SDN is the enabling technology of large-scale datacenters. It is part of what makes Amazon, Netflix and Google able to work at scale. Can this technology help us create and maintain large-scale television operation infrastructures? Let’s examine what SDN is, what it does and how it might apply to our industry.
So what is SDN? Essentially, it is an approach to networking that separates the control plane (deciding where network traffic is sent and why) from the data plane (which moves the large volume of packets from here to there). In other words, it uses the network switches to do what they are good at — slinging IP packets at amazing volume — but takes the decision-making out of the switches and puts it up in a control system that has a big-picture understanding of the application. This approach has a significant impact in areas like fault recovery and movement of networked functions from one machine to another (or one datacenter to another).
The SDN technology started as a university research tool, but became commercially important in the large-scale telecom and datacenter industries. SDN enables the application (VOIP call management, Virtual Machine Hosting or large-scale merchant transactions) to steer traffic explicitly to where the application needs it based on actual knowledge, rather than relying on the “convergence” of low-level routing protocols that rarely understand the universe more than a hop away. The smartphone revolution could not have happened as easily — and certainly could not have been as affordable — without the use of SDN techniques in the underlying networks.
Best of both worlds
At Imagine Communications, we are leveraging the technologies and experience developed in the datacenter and telecom industries to re-think television production and distribution infrastructure. The datacenter world was inventing and building businesses and models that were somewhat tolerant of growing pains. In television, the challenge is different — our industry is on the air already, with a very high quality level and excellent operational availability. Any technology transition within the television infrastructure has to improve a scheme that is already quite good, and has to do it in a way that preserves the operating enterprise while getting there.
The television industry also has — importantly — many decades of human operating practices and human-technology interfaces that work, and that align with the organization structures and job descriptions of the people involved. A television operations facility is a complex mixture of people and technology. Even a simple interface like a router control panel has a surprisingly rich feature-set; when someone presses “take” on a router control panel, they expect the route to happen and the panel to reflect a positive confirmation that it happened successfully. We can change the underlying technical process, but the human-interaction paradigm needs to be preserved. It’s not just about human interfaces — there are dozens of subsystems within a typical facility that are interdependent and that use dozens of legacy protocols to communicate with each other; you can change the underlying technology, but the control-protocol behavior needs to stay consistent or other elements will “break.”

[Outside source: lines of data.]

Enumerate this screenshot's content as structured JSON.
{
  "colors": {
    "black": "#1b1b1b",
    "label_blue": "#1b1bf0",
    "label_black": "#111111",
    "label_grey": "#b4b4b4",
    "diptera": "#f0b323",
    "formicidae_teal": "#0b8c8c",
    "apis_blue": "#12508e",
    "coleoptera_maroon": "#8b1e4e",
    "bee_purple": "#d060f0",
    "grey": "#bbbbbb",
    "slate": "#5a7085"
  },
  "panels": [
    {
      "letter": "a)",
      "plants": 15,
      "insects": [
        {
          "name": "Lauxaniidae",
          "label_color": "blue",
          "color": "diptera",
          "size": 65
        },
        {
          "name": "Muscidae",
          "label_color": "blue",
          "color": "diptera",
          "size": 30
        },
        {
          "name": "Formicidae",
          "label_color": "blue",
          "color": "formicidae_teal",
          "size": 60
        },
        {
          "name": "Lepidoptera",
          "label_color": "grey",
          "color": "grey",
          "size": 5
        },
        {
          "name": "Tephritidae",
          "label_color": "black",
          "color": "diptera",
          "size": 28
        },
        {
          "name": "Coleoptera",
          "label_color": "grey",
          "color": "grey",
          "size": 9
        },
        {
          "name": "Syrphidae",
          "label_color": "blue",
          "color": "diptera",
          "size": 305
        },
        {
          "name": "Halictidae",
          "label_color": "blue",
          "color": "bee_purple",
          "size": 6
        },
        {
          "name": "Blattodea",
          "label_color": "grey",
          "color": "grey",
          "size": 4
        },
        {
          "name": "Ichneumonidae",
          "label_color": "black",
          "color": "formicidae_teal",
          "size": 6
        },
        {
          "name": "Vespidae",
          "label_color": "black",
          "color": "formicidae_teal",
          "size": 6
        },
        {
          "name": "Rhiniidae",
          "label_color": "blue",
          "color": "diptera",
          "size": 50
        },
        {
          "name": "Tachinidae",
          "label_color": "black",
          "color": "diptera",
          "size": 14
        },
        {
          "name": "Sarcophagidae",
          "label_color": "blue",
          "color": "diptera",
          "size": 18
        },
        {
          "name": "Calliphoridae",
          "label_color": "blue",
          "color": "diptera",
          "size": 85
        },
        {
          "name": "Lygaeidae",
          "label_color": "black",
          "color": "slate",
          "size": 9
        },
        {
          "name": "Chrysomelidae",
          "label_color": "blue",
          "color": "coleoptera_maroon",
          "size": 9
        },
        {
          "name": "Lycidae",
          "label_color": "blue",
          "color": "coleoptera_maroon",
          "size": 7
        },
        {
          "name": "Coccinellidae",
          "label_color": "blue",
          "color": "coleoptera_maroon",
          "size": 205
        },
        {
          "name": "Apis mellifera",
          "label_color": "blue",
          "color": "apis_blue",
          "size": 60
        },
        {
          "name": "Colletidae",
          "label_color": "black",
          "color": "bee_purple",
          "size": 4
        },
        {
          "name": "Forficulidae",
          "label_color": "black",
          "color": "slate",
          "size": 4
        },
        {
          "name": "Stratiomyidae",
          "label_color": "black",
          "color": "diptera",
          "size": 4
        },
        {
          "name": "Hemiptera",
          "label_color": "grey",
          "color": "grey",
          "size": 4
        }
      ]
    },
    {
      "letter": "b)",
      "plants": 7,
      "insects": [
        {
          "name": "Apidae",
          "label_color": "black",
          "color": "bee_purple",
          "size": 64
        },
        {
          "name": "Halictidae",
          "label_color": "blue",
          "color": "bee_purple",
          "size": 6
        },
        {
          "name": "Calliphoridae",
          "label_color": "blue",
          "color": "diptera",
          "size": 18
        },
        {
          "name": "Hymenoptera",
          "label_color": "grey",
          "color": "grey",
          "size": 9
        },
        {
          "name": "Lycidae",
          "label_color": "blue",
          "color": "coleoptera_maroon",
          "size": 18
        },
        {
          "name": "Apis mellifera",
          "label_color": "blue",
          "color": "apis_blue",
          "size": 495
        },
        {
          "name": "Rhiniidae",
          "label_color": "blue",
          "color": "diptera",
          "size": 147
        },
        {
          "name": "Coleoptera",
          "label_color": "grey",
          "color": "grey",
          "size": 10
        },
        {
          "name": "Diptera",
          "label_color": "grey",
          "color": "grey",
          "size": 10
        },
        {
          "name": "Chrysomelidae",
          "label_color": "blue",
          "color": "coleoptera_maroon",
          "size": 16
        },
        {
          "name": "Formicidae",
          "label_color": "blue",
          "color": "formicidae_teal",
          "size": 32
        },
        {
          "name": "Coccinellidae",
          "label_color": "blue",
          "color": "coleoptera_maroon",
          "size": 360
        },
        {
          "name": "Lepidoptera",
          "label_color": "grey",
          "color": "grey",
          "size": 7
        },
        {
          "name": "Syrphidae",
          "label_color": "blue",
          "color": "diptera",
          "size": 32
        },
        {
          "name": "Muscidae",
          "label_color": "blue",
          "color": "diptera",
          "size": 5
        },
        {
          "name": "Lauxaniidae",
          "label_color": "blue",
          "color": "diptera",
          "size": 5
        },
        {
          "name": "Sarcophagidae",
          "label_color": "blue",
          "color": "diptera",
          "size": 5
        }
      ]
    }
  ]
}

The Imagine Communications approach to television production and distribution infrastructure recognizes the importance of maintaining continuity of the human operational roles and tools, and the machine-level integration protocols. It must deliver the economic benefits of flexible IP-based infrastructure and commercial off-the-shelf (COTS) switching hardware, but also integrate with existing television operations facilities and workflows. SDN allows us to leverage datacenter-scale IP switches to carry television signals, while keeping the control of those bitflows up in the routing control system where we can ensure the operational consistency and tie to the legacy integration protocols.
SDN + Orchestration
Another datacenter concept is “Orchestration,” which is the automated construction of a combination of hardware, software and configurations to achieve a result. For example, when you go online and order a domain name and some web hosting for it, an orchestration system generates default pages, allocates a server, spins up a virtual machine to host it and registers the DNS entries to point to it. This happens very fast, and zero human-staff-hours are needed to fulfill your request. In the case of a television operation, orchestration is used for organizing new workflows based on need, by allocating hardware and resources, configuring them to do a job (like setting up network connections between them) and then posting the status of the workflow back to the operator. We have a product called the Magellan™ SDN Orchestrator, which provides familiar “SDI-router” control over IP-connected devices, and also traditional SDI routers. Operators see a standard router control interface, and the operator does not know whether it is an SDI router connection or a 10 Gigabit Ethernet switch and some endpoints getting provisioned. Indeed, at different times, the same button on the same control panel might call one or the other — or a complex connection involving both.
This hybrid approach, integrating the control of SDI and IP equipment together, is important because it allows television facilities to evolve gradually. Big-bang transformations are high risk, and greenfield sites are few and far between. So we have to move step by step into the great future of IP-based flexible facilities. SDN and Orchestration are the critical enabling technologies for functional virtualization and the cloud, managing the signal flows to local and remote computing resources and dynamically scaling “the facility” as needed to best deliver the performance. They are the roadway to leveraging the best advances in IT technology and techniques to drive forward efficiencies in broadcast operations.
With the SDN + Orchestration approach and COTS IP switches, television facilities can participate in the famous “Moore’s Law” capability curve on their core interconnection technology, while maintaining a workflow and control environment that advances based on operational needs. Workflows can then evolve at human/business-driven speeds, no longer dictated by the legacy hardware and able to be optimized for the best business outcomes.